Le commissaire n'a pas été consulté

Le Comité permanent de l’accès à l’information, de la protection des renseignements personnels et de l’éthique de la Chambre des communes a été convoqué pour une réunion de travail extraordinaire après que la GRC a reconnu avoir utilisé des logiciels espions afin d’obtenir secrètement des données d’un téléphone ou d’un ordinateur. Le corps policier n’a toutefois pas consulté au préalable le Commissariat à la protection de la vie privée.

Et le commissaire Philippe Dufresne croit que cela ne doit plus se reproduire.

« La protection de la vie privée est un droit fondamental. Cela signifie que toutes les institutions, y compris la GRC, devraient considérer la protection des renseignements personnels comme un élément clé lorsqu’elles conçoivent et décident d’utiliser toute technologie qui pourrait avoir une incidence négative sur le respect de la vie privée des Canadiens », a-t-il soutenu durant son témoignage.

« En tenant compte de l’incidence sur le respect de la vie privée dès le début et en consultant le commissariat, les organisations peuvent dès le départ prévenir les atteintes à la vie privée et ainsi améliorer les outils qui serviront à promouvoir l’intérêt public, qu’il s’agisse de la prévention de la criminalité, de la protection de la sécurité nationale ou du renforcement de la compétitivité du Canada », a-t-il aussi affirmé.

Une surprise

M. Dufresne n’a pas caché sa surprise d’apprendre par l’entremise des médias les méthodes utilisées par la GRC pour obtenir des renseignements dans le cadre des enquêtes qu’elle mène. Il a précisé que la GRC doit lui expliquer les tenants et aboutissants de ses pratiques d’utilisation de ces logiciels d’ici la fin d’août. Il a indiqué qu’il aurait été nettement préférable que le corps policier informe le Commissariat à la protection à la vie privée « en amont » afin de ne pas inquiéter la population canadienne.

Même si la GRC a obtenu une autorisation judiciaire avant de procéder à l’utilisation de ces logiciels dans le cadre de ses enquêtes, celle-ci ne tient pas compte des critères visant à respecter la vie privée des gens, un droit fondamental, selon le commissaire.

Créé en 2016, le programme est géré par l’Équipe d’accès secret et d’interception (EASI) de la GRC. Cette division est munie d’« outils d’enquête sur appareil ». Installés sur « un appareil informatique ciblé », ces outils permettent « la collecte de preuves électroniques à partir de l’appareil […] secrètement et à distance.
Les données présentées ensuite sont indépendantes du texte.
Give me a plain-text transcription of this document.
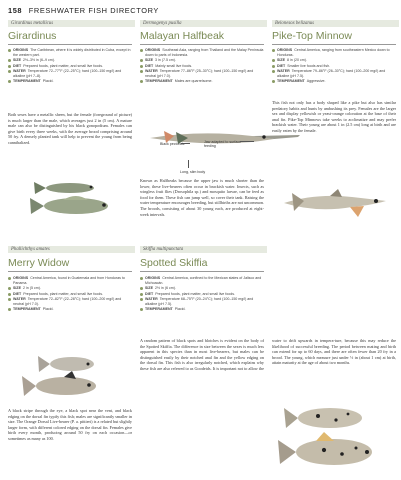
158 FRESHWATER FISH DIRECTORY
Girardinus metallicus
Girardinus
ORIGINS The Caribbean, where it is widely distributed in Cuba, except in the western part.
SIZE 2½–3½ in (6–9 cm).
DIET Prepared foods, plant matter, and small live foods.
WATER Temperature 72–77°F (22–25°C); hard (100–150 mg/l) and alkaline (pH 7–8).
TEMPERAMENT Placid.
Both sexes have a metallic sheen, but the female (foreground of picture) is much larger than the male, which averages just 2 in (5 cm). A mature male can also be distinguished by his black gonopodium. Females can give birth every three weeks, with the average brood comprising around 50 fry. A densely planted tank will help to prevent the young from being cannibalized.
Dermogenys pusilla
Malayan Halfbeak
ORIGINS Southeast Asia, ranging from Thailand and the Malay Peninsula down to parts of Indonesia.
SIZE 3 in (7.5 cm).
DIET Mainly small live foods.
WATER Temperature 77–86°F (25–30°C); hard (100–150 mg/l) and neutral (pH 7.0).
TEMPERAMENT Males are quarrelsome.
Black pectorals	Jaw adapted to surface feeding
Long, slim body
Known as Halfbeaks because the upper jaw is much shorter than the lower, these live-bearers often occur in brackish water. Insects, such as wingless fruit flies (Drosophila sp.) and mosquito larvae, can be feed as food for them. These fish can jump well, so cover their tank. Raising the water temperature encourages breeding, but stillbirths are not uncommon. The broods, consisting of about 30 young each, are produced at eight-week intervals.
Belonesox belizanus
Pike-Top Minnow
ORIGINS Central America, ranging from southeastern Mexico down to Honduras.
SIZE 8 in (20 cm).
DIET Smaller live foods and fish.
WATER Temperature 79–86°F (26–30°C); hard (100–200 mg/l) and alkaline (pH 7.5).
TEMPERAMENT Aggressive.
This fish not only has a body shaped like a pike but also has similar predatory habits and hunts by ambushing its prey. Females are the larger sex and display yellowish or yeast-orange coloration at the base of their anal fin. Pike-Top Minnows take weeks to acclimatize and may prefer brackish water. Their young are about 1 in (2.5 cm) long at birth and are easily eaten by the female.
Phallichthys amates
Merry Widow
ORIGINS Central America, found in Guatemala and from Honduras to Panama.
SIZE 2 in (5 cm).
DIET Prepared foods, plant matter, and small live foods.
WATER Temperature 72–82°F (22–28°C); hard (100–200 mg/l) and neutral (pH 7.0).
TEMPERAMENT Placid.
A black stripe through the eye, a black spot near the vent, and black edging on the dorsal fin typify this fish; males are significantly smaller in size. The Orange Dorsal Live-bearer (P. a. pittieri) is a related but slightly larger form, with different colored edging on the dorsal fin. Females give birth every month, producing around 50 fry on each occasion—or sometimes as many as 100.
Skiffia multipunctata
Spotted Skiffia
ORIGINS Central America, confined to the Mexican states of Jalisco and Michoacán.
SIZE 2½ in (6 cm).
DIET Prepared foods, plant matter, and small live foods.
WATER Temperature 68–75°F (20–24°C); hard (100–150 mg/l) and alkaline (pH 7.5).
TEMPERAMENT Placid.
A random pattern of black spots and blotches is evident on the body of the Spotted Skiffia. The difference in size between the sexes is much less apparent in this species than in most live-bearers, but males can be distinguished easily by their notched anal fin and the yellow edging on the dorsal fin. This fish is also irregularly notched, which explains why these fish are also referred to as Goodeids. It is important not to allow the water to drift upwards in tempera-ture, because this may reduce the likelihood of successful breeding. The period between mating and birth can extend for up to 60 days, and there are often fewer than 20 fry in a brood. The young, which measure just under ½ in (about 1 cm) at birth, attain maturity at the age of about two months.
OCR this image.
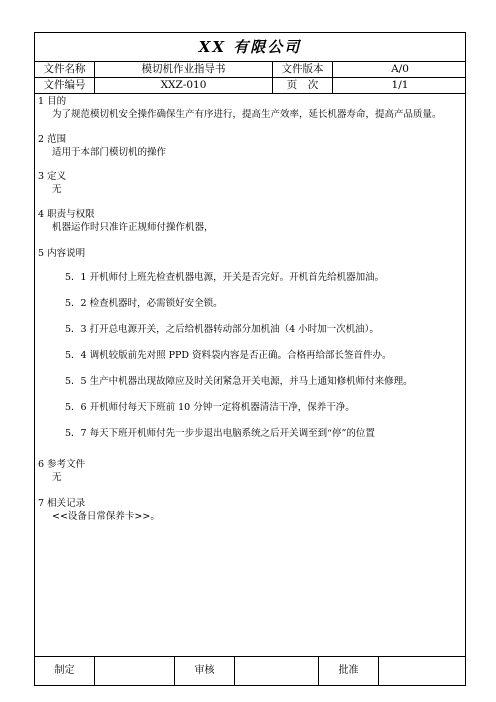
XX 有限公司
文件名称	模切机作业指导书	文件版本	A/0
文件编号	XXZ-010	页　次	1/1
1 目的
为了规范模切机安全操作确保生产有序进行，提高生产效率，延长机器寿命，提高产品质量。
2 范围
适用于本部门模切机的操作
3 定义
无
4 职责与权限
机器运作时只准许正规师付操作机器，
5 内容说明
5．1 开机师付上班先检查机器电源，开关是否完好。开机首先给机器加油。
5．2 检查机器时，必需锁好安全锁。
5．3 打开总电源开关，之后给机器转动部分加机油（4 小时加一次机油）。
5．4 调机较版前先对照 PPD 资料袋内容是否正确。合格再给部长签首件办。
5．5 生产中机器出现故障应及时关闭紧急开关电源，并马上通知修机师付来修理。
5．6 开机师付每天下班前 10 分钟一定将机器清洁干净，保养干净。
5．7 每天下班开机师付先一步步退出电脑系统之后开关调至到“停”的位置
6 参考文件
无
7 相关记录
<<设备日常保养卡>>。
制定	审核	批准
La GRC a confirmé l’utilisation de ces méthodes dans des documents qui ont été déposés à la Chambre des communes avant l’ajournement des travaux, en juin. Mais elle n’a pas voulu indiquer quels logiciels étaient utilisés. Au début de cette controverse, la GRC a indiqué avoir eu recours à ces méthodes à une dizaine de reprises.

Or, la commissaire de la GRC, Brenda Lucki, a précisé dans une lettre aux députés qui sont membres du comité parlementaire que des logiciels espions ont été utilisés dans le cadre de 32 enquêtes impliquant 49 appareils depuis 2017.

Ces informations ont choqué les députés, qui ont accusé la GRC de manquer de transparence. « C’est une question de confiance. […]. La GRC refuse de divulguer si elle se sert de ce genre de logiciels espions sur la colline du Parlement contre les parlementaires, contre le personnel politique, et contre les fonctionnaires », a pesté le député conservateur James Bezan.